Part 0: Recap: what’s happened with the data so far?

We’re starting this practical session off with an annotated assembly and some metatranscriptomic reads. You’ve previously seen how genes are annotated on (metagenomic) contigs. This information forms the basis of the interpretation of metatranscriptomics.

The annotated assembly we are using in this practical is based on metagenomics and metatranscriptomics short reads. As a first step, they were trimmed to remove remainders of adapters and filtered for quality.

In the next step, certain uninformative reads were removed. In our case, we removed contaminant sequences, like the phiX174 genome. This step could also target host genomes.

metaT-specific filtering

If you sequence metatranscriptomic reads after ribo-depletion, there will always be some rRNA-fragments left over. These are not representatitve of the metatranscriptomics information, so it’s best practice to remove them from the metaT reads, too.

We achieved rRNA removal by mapping against an rRNA database.

The next step was assembly. In our case, we use an iterative (step-by-step) hybrid assembly of metatranscriptomics and metagenomics reads: the assembly starts with a metatranscriptomics assembly. The rationale is that there are some strongly expressed (and hence deeply covered) genes and operons which are better represented by the metatranscriptome than the metagenome. The assembled transcripts form one input to the hybrid assembly, together with the metagenomics and metatranscriptomics reads. In our case, we then map the reads back to the hybrid-assembled contigs and extract reads that do not map, i.e. that are not used/represented by the assembly. We assemble these like the original set of reads and then merge both sets of contigs.

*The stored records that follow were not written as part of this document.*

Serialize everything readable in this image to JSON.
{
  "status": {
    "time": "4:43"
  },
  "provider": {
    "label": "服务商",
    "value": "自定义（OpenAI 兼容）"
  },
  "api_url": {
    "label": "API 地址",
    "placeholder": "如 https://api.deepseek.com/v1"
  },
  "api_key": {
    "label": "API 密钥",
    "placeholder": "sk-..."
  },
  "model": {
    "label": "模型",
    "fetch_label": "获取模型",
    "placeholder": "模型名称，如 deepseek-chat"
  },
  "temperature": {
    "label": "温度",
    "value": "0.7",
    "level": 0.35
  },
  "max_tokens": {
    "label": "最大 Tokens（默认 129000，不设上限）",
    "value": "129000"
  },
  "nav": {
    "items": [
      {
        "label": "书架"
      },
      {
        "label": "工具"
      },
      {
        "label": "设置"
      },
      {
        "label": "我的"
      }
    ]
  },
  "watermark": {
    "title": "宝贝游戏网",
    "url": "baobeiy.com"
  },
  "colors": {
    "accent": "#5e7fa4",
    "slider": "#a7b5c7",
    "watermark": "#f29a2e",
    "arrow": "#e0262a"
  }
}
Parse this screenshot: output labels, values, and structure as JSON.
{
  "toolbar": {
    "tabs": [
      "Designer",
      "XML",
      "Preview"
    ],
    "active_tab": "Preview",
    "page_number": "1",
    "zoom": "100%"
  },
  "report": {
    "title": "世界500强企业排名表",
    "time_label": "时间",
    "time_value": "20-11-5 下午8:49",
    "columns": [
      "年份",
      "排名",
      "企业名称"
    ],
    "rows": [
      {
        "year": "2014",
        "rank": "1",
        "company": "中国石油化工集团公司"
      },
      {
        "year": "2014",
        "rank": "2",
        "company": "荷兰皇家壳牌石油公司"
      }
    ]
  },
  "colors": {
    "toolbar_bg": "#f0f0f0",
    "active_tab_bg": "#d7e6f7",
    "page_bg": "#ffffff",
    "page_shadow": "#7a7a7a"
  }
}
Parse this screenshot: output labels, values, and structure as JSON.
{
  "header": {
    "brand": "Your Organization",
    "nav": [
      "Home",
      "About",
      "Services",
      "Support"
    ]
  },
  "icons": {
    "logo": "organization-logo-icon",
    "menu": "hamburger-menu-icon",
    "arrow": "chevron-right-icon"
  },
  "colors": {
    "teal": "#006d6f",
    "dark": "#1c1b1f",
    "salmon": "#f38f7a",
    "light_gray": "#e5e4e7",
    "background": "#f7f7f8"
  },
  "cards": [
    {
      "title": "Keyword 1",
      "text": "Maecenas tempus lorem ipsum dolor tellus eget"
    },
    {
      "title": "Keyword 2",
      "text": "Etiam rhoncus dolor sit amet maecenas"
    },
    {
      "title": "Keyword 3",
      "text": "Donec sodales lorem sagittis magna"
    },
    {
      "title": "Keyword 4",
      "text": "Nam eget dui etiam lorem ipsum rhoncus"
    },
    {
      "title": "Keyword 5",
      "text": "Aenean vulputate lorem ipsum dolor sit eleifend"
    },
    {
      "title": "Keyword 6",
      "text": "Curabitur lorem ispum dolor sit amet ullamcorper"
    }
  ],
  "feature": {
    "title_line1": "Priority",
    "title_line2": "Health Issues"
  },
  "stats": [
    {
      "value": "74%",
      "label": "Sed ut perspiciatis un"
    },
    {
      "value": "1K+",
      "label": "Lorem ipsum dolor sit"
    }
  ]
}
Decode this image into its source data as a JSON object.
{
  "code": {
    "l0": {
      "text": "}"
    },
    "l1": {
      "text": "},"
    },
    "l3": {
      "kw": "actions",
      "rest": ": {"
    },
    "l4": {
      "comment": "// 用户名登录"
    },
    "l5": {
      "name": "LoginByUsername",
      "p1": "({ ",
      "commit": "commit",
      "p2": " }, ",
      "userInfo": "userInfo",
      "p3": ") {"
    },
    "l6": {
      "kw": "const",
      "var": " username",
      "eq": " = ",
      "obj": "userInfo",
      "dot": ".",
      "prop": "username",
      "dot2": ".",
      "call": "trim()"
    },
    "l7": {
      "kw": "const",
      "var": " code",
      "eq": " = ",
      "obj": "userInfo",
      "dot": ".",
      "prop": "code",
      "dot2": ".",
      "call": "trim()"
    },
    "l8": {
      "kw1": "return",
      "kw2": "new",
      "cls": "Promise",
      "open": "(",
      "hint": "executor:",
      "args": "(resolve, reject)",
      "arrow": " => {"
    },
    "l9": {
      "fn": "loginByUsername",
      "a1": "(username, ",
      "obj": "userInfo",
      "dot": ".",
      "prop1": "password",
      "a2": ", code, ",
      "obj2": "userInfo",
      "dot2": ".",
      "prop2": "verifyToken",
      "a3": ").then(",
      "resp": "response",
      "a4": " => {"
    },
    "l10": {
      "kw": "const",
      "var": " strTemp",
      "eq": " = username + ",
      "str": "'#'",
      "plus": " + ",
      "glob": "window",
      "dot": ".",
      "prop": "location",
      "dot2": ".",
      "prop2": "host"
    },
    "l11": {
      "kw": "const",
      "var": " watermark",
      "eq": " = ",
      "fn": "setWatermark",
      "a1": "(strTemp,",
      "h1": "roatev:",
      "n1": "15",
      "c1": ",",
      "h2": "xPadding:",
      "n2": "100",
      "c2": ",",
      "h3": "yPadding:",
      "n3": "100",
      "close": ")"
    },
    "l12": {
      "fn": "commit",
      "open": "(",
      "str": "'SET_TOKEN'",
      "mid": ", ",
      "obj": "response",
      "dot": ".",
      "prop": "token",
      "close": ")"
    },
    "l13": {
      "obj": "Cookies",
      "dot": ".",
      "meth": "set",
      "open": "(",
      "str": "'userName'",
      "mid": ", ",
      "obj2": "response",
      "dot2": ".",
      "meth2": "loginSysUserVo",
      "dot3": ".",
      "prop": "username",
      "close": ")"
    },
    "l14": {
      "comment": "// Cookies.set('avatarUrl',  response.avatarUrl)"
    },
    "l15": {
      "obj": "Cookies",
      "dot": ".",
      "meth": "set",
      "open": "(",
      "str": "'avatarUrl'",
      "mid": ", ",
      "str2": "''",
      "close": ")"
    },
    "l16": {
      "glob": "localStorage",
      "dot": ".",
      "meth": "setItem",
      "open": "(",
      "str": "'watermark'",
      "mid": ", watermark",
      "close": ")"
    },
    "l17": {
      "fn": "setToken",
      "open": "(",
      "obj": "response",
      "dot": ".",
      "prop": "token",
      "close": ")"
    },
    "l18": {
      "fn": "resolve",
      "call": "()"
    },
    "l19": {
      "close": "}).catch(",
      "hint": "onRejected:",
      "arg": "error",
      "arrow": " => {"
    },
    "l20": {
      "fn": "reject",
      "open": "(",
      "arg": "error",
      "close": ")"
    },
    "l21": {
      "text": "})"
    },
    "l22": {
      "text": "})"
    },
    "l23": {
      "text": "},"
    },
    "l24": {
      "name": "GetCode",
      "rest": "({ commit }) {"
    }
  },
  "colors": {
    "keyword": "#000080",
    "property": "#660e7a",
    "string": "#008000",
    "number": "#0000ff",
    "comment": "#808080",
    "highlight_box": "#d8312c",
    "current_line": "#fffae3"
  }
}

This approach has been shown to lead to higher mapping rates, especially for the metatranscriptomic reads, than metagenomics-only assembly. There are however also situations, where you’d preferably assemble the metagenomics reads only – for example, if you expect to have intron-rich metatranscriptomes or if your metatranscriptome is sequenced too shallow.

What if I have only metaT reads?

It’s possible to assembly metatranscriptomic reads on their own, of course. We will look at what the metatranscriptomics assembly recovers later.

In any case, the next step will be to call genes and annotate them. We have used prokka and HMMER3 for this purpose. In this hands-on session, we will use the KEGG orthologous group (KO) annotation. The annotation data is contained in a GFF file.

The other information that is needed for this session is the read alignment information, that is which read maps to the assembly at which position. We’ve generated this using BWA-MEM.